Nachdem Wester mit ihm Kontakt aufnahm, hatte auch sie den Eindruck, dass es mit ihm gut passen könnte. Und ihre Erwartungen wurden nicht enttäuscht: „Danny hat sehr viel Ahnung, vor allem was die Grundlagen angeht. Das ist genau das, was ich in meiner Situation brauche, bevor ich wieder richtig ins Techniktraining einsteige,“ sagt sie. Mit ihrem Heimtrainer Ulrich Knapp hielt sie während des Aufenthalts in Kalifornien trotzdem stets Rücksprache.
„Meine Form ist durch die Zeit in den USA so viel besser geworden“, erzählt Alexandra Wester. Sie probierte dort Übungen aus, die sie nie zuvor gemacht hatte, etwa den „Bear Crawl“, also das Krabbeln wie ein Bär: auf allen Vieren mit dem Kopf voran die Treppen hinab, und das zum Teil auch noch mit Gewichtsweste. „Das war sehr anstrengend, aber es hat auch unheimlich viel gebracht“, berichtet sie. Außerdem machte sie viele turnerische Übungen, die ihr vor allem bei der Landung weiterhelfen sollen. Das Besondere: „Danny hat immer ganz genau auf die Feinheiten geachtet.“
Charity-Aktion sorgt für Tränen
Dass auch kleine Dinge sehr viel bewegen können, hat Alexandra Wester während ihrer Verletzung auch noch auf andere Weise erlebt. Im Rahmen der von ihr initiierten Charity-Aktion „Smiling Kids of Africa“ sammelte die Weitspringerin insgesamt über 600 Paar ausrangierter Sportschuhe, mit denen sie vor allem Kindern und Jugendlichen in ihrer Heimat Gambia eine Freude machte.
Auch viele Leichtathleten beteiligten sich an der Aktion und spendeten Schuhe, darunter Disziplinkollegin Sosthene Moguenara (TV Wattenscheid 01), Sprinterin Tatjana Pinto (LC Paderborn) sowie der frühere Diskuswerfer Robert Harting (SCC Berlin).
Im Februar flog Alexandra Wester dann nach Gambia, um die Schuhe persönlich zu überreichen.
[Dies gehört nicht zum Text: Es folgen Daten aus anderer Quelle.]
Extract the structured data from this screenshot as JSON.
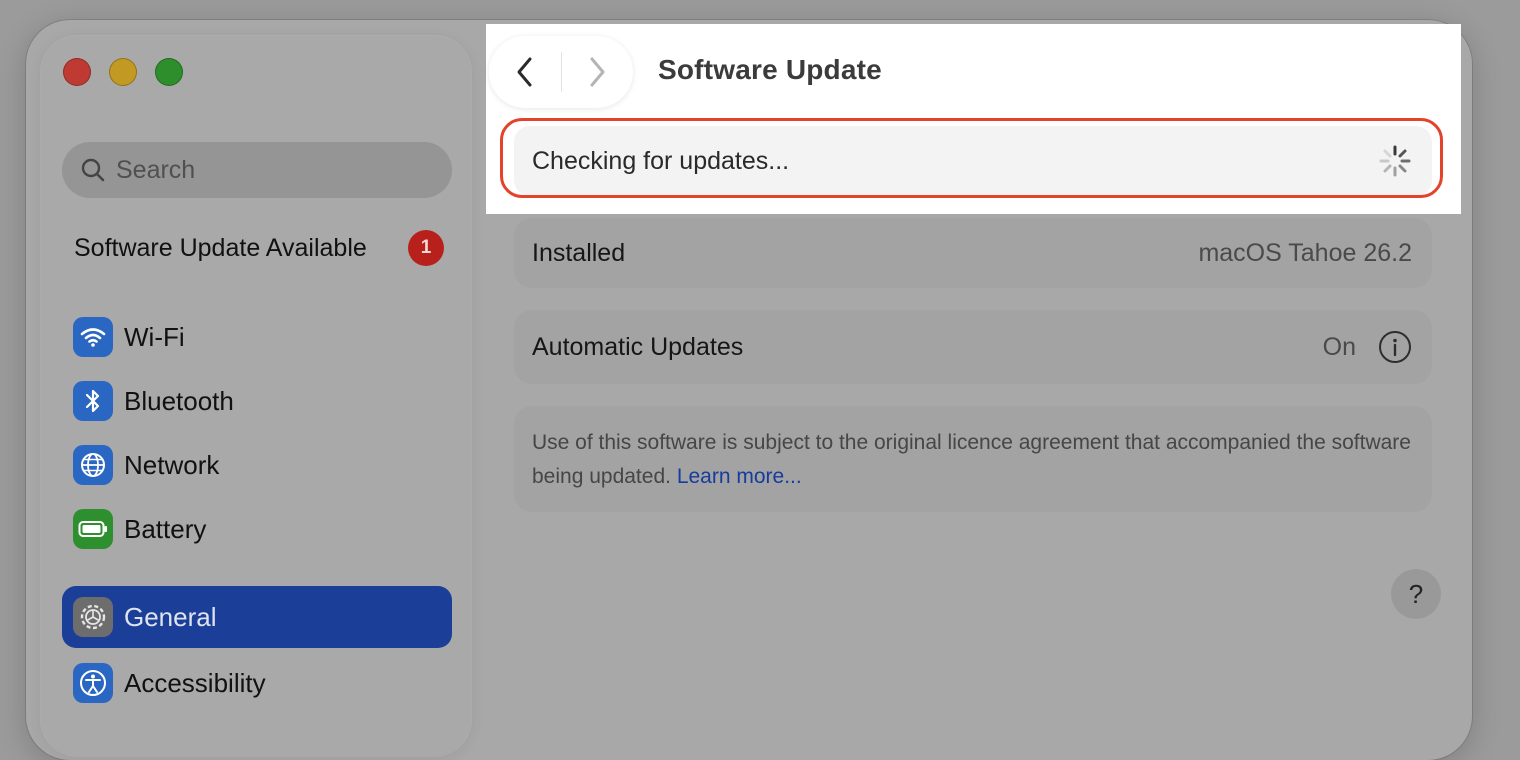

Dabei erlebte sie das Elend hautnah: Familien lebten in Wellblechhütten, viele Kinder hatten zerrissene Kleidung und keinerlei Schuhwerk.
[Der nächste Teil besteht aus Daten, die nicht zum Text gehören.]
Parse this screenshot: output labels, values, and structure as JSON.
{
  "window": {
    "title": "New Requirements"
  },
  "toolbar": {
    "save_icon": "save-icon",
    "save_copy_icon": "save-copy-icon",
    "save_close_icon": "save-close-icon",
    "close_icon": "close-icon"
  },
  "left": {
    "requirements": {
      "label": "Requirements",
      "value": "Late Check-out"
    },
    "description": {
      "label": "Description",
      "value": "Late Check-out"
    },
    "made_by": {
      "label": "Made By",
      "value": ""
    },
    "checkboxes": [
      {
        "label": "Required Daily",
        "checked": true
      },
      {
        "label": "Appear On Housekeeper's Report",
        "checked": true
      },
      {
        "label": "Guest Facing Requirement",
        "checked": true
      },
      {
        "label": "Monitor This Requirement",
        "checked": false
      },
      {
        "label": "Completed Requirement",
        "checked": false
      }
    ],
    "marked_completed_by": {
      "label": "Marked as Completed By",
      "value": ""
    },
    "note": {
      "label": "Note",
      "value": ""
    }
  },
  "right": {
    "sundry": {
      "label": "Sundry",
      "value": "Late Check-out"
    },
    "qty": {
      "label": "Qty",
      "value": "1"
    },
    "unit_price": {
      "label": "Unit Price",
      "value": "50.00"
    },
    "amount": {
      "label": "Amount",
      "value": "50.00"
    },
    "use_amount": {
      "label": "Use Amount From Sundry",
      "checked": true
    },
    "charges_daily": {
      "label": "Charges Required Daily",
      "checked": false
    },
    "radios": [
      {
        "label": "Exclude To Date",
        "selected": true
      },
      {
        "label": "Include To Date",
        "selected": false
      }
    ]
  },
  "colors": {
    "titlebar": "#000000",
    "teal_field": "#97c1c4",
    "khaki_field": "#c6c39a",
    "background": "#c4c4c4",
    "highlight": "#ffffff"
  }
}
Bei der Verteilung der Schuhe kam es zu erschütternden Szenen, als sich die Ärmsten der Armen regelrecht um die Schuhe prügelten. „Ich habe nur noch geheult“, sagt Alexandra Wester. Erst recht, als sie am nächsten Tag von einigen Müttern angesprochen wurde, deren Kinder keine Schuhe mehr abbekommen hatten. „Sie waren trotzdem so dankbar, dass jemand an sie gedacht hat. Da ist mir klar geworden, dass es um so viel mehr geht als um Schuhe. Nämlich um Hoffnung.“
Der Angst ins Auge geschaut
Für Ende 2019 sind weitere Projekte geplant. „Viele haben gesagt: ,Pass auf, dass du dich darin nicht verlierst‘. Aber das Gegenteil ist der Fall: Ich habe darin meine Berufung gefunden“, sagt Alexandra Wester. „Das ist für mich viel größer als irgendeine Weite zu springen.“ Im Vergleich zu den Problemen der Menschen dort wirke auf einmal selbst die schlimmste Blessur harmlos.
Ab und zu merkt sie noch etwas von ihrer Verletzung – wenn sie den Fuß allzu sehr belastet, dann wird er auch jetzt manchmal noch dick. Doch Alexandra Wester hat die Verletzung akzeptiert. Gut möglich, dass eine Vielzahl der Klicks auf YouTube auf ihr eigenes Konto gehen. Noch am selben Abend, als sich der Vorfall in Berlin ereignete, schaute sie sich das Video wieder und wieder an, bis es sie irgendwann nicht mehr reizte. „Man muss seiner Angst ins Auge schauen“, sagt sie. Alexandra Wester hat daraus ganz neue Motivation gezogen.